No one has had a more difficult time stepping away than Iverson, whose fall from grace has been uglier than any off-the-court incident he’s ever been involved in. He’s probably the first superstar athlete of this generation to have the entire world watch his game deteriorate. At least Favre had a playoff team interested in him. Iverson had the Clippers and Knicks and ended up in Memphis.

This isn’t how we should remember The Answer.

If you became a sports fan in the mid-late ‘90s, you’ve watched Iverson closer than any other athlete. You’ve criticized him for acting a fool. You’ve been amazed by his ability. You’ve realized that while Shaq might get hacked, AI gets decapitated. Yet he continues to get up. You respect him for that. ESPN’s Rick Reilly once wrote that if there was one player he’d pay twice the ticket price to watch, it would be Iverson, who really makes you think twice about cheering for someone like Manny Ramirez.

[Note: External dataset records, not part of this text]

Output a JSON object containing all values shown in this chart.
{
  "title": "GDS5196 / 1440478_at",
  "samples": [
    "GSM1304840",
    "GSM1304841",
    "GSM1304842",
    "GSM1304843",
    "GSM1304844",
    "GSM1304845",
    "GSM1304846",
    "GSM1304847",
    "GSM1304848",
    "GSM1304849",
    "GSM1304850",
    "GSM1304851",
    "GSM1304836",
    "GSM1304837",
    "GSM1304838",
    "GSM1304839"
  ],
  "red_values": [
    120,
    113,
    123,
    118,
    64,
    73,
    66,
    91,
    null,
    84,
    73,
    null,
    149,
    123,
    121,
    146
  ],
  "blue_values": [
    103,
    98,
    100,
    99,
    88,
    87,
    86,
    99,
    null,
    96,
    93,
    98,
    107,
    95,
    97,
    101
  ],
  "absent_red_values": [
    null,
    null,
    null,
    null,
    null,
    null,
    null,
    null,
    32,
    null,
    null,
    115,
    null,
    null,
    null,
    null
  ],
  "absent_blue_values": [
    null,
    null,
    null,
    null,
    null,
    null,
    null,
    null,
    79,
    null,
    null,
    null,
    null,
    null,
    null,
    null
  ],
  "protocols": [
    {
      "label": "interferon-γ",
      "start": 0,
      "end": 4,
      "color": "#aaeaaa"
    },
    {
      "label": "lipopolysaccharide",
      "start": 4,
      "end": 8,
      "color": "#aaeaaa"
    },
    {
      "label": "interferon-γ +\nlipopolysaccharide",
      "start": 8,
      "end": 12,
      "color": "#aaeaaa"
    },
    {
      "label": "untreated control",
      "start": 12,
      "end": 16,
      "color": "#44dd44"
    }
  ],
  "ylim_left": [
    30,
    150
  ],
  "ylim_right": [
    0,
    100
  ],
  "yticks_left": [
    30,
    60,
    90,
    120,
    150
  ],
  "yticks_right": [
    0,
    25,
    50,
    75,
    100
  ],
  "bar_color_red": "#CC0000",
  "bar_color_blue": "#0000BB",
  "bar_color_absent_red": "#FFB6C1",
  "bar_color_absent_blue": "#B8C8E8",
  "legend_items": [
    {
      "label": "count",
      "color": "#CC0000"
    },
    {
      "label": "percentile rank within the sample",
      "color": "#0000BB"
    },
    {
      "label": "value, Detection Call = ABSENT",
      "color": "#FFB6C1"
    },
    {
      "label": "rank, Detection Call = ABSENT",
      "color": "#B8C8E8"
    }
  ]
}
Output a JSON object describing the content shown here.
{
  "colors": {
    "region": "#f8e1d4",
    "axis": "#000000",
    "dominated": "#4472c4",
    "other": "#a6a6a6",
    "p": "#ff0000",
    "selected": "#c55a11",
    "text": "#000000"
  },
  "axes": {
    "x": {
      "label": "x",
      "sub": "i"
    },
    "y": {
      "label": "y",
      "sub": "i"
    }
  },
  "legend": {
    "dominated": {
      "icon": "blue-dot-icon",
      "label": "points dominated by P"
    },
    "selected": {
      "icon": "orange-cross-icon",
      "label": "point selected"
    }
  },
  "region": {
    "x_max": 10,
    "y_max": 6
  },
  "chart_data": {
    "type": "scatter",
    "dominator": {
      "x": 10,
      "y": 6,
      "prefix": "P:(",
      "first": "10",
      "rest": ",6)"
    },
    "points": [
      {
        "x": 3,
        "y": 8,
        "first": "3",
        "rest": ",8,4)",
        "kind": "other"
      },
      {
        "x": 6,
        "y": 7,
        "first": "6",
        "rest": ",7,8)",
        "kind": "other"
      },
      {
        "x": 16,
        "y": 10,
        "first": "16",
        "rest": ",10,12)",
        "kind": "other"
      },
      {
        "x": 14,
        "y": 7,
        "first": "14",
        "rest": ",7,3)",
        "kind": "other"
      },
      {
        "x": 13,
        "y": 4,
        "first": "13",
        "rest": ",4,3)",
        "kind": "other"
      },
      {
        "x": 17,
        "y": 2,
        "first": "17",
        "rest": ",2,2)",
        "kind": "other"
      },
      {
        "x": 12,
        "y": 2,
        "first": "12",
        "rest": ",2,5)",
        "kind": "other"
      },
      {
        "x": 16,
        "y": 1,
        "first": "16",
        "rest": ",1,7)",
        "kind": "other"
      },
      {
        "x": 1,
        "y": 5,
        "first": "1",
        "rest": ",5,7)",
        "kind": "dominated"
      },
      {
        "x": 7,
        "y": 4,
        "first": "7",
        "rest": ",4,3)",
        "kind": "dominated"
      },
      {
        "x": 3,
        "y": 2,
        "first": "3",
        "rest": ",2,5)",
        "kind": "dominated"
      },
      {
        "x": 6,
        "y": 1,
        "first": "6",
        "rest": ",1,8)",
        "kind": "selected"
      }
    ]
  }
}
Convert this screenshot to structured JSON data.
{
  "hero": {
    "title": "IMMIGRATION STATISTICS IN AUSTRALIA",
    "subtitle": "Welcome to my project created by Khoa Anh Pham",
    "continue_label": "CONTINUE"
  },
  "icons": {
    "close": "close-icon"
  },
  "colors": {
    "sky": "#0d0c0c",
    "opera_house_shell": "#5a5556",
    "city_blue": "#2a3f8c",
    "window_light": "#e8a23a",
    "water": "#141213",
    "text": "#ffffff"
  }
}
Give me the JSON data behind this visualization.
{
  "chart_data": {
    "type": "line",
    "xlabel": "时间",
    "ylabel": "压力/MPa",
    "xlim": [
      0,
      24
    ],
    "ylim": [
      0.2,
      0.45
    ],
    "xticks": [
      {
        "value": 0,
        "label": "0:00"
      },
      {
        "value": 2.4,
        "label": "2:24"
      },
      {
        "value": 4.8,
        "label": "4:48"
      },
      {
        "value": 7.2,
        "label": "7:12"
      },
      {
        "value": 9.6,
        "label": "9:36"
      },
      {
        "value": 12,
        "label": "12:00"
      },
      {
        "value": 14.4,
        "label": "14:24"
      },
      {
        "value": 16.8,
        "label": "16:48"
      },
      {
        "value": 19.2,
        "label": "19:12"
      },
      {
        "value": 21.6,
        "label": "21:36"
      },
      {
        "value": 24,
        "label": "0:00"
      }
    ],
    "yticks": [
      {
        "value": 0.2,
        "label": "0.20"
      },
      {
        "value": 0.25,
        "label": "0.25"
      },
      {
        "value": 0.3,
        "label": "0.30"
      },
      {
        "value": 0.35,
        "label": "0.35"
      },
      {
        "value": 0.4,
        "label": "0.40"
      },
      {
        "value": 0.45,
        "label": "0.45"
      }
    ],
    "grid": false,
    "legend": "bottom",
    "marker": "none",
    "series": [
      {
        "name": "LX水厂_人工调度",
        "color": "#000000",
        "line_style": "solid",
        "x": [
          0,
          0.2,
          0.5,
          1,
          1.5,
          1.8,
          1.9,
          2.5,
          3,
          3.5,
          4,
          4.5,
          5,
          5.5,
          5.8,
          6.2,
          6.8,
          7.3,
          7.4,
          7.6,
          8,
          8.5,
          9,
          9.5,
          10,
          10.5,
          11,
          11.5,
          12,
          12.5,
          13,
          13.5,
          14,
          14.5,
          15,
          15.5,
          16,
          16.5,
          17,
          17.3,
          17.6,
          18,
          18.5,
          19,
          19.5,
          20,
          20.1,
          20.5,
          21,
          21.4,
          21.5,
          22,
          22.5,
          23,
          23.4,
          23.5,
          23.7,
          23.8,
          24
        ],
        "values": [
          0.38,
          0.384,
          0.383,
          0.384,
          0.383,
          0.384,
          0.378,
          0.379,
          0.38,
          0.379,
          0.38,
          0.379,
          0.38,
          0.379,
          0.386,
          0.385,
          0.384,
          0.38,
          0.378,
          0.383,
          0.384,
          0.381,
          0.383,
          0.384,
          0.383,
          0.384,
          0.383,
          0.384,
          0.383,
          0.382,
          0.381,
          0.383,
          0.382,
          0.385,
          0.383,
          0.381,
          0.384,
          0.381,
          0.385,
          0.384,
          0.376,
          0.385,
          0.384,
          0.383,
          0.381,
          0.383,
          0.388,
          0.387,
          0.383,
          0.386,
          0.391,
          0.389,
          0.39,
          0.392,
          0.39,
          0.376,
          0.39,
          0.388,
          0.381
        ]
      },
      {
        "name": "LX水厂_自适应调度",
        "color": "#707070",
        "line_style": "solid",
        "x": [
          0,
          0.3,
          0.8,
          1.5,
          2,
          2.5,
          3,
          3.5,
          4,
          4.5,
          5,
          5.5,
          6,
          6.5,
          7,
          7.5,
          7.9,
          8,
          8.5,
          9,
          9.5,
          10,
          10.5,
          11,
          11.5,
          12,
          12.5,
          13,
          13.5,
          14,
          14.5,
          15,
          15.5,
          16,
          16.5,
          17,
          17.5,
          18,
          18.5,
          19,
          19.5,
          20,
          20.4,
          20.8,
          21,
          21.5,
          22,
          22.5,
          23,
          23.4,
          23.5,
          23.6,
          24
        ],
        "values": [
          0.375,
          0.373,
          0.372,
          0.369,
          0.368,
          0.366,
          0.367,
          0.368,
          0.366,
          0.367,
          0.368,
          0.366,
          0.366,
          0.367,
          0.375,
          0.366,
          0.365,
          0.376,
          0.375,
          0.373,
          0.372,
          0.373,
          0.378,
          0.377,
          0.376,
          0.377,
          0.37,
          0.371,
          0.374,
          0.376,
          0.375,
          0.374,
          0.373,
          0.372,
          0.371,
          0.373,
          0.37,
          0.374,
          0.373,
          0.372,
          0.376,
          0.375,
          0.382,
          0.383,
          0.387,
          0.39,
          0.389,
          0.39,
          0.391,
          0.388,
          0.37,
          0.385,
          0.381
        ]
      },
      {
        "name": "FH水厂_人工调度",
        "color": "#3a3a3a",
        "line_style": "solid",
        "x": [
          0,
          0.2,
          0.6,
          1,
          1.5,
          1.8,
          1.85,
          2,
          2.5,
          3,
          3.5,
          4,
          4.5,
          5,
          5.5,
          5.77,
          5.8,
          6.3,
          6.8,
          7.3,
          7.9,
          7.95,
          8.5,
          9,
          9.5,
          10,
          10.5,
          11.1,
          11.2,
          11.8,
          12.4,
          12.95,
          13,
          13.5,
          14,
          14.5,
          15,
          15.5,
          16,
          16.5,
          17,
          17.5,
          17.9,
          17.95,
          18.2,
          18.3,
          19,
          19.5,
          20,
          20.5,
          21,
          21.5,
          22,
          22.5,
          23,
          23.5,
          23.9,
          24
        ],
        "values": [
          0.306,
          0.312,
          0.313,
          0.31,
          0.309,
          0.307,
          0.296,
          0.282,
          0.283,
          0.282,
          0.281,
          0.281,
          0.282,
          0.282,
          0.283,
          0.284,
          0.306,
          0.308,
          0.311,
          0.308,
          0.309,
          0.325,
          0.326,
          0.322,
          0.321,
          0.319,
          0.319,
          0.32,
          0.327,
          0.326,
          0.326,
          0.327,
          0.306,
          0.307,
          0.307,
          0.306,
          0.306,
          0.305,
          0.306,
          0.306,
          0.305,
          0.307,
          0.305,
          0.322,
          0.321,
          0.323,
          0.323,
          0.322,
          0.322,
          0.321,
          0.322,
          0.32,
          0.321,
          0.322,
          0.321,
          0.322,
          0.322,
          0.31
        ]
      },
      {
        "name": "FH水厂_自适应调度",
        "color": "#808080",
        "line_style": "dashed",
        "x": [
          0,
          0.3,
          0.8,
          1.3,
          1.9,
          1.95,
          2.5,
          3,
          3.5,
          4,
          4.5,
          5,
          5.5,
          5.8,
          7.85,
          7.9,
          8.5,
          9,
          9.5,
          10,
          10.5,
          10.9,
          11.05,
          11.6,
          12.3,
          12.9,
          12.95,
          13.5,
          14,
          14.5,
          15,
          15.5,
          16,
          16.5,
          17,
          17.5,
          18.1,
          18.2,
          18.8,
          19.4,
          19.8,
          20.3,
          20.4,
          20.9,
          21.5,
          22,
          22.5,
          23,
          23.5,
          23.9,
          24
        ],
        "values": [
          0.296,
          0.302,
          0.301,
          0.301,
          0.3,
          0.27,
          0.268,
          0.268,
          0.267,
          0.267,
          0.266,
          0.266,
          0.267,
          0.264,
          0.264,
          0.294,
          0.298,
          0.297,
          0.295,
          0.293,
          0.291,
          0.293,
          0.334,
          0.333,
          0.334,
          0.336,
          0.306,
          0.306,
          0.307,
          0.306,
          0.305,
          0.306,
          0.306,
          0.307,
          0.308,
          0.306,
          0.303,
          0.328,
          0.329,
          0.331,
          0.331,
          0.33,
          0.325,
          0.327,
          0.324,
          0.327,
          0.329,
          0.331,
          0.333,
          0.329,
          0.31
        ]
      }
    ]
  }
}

But for all he’s one done in the game, his impact off the court might be what truly defines him. He’s been called a thug for always speaking his mind at a time when you can’t buy a quote from a great athlete – see LeBron, ARod and Tiger. Seemingly cut from the same cliché, those three will never reach people quite the way Iverson did. If you think about it, he and Eminem probably did more to bring two completely different cultures together than any celebrities in history. For awhile, his sneakers, jersey and crossover gave every sports fan something in common.

Iverson’s legacy stretches well-beyond basketball, which he was as good at as almost anyone at any time. It’s about his place in popular culture. It’s about his impact on fans of the NBA and even today’s players, like his new teammate, Mike Conley.

“I'm excited," Conley told the Associated Press. "He’s a guy I always watched growing up.”

We all did. Let’s not forget that.

(Full disclosure: Some of this was copied from a piece I wrote about Iverson last season)

1 comments:

Rob 10:06 PM, September 10, 2009  

Really good post Dan. Iverson was my favorite player growing up. I think I had both his jerseys and all his sneakers. He kept me watching the NBA when the rest of the league sucked.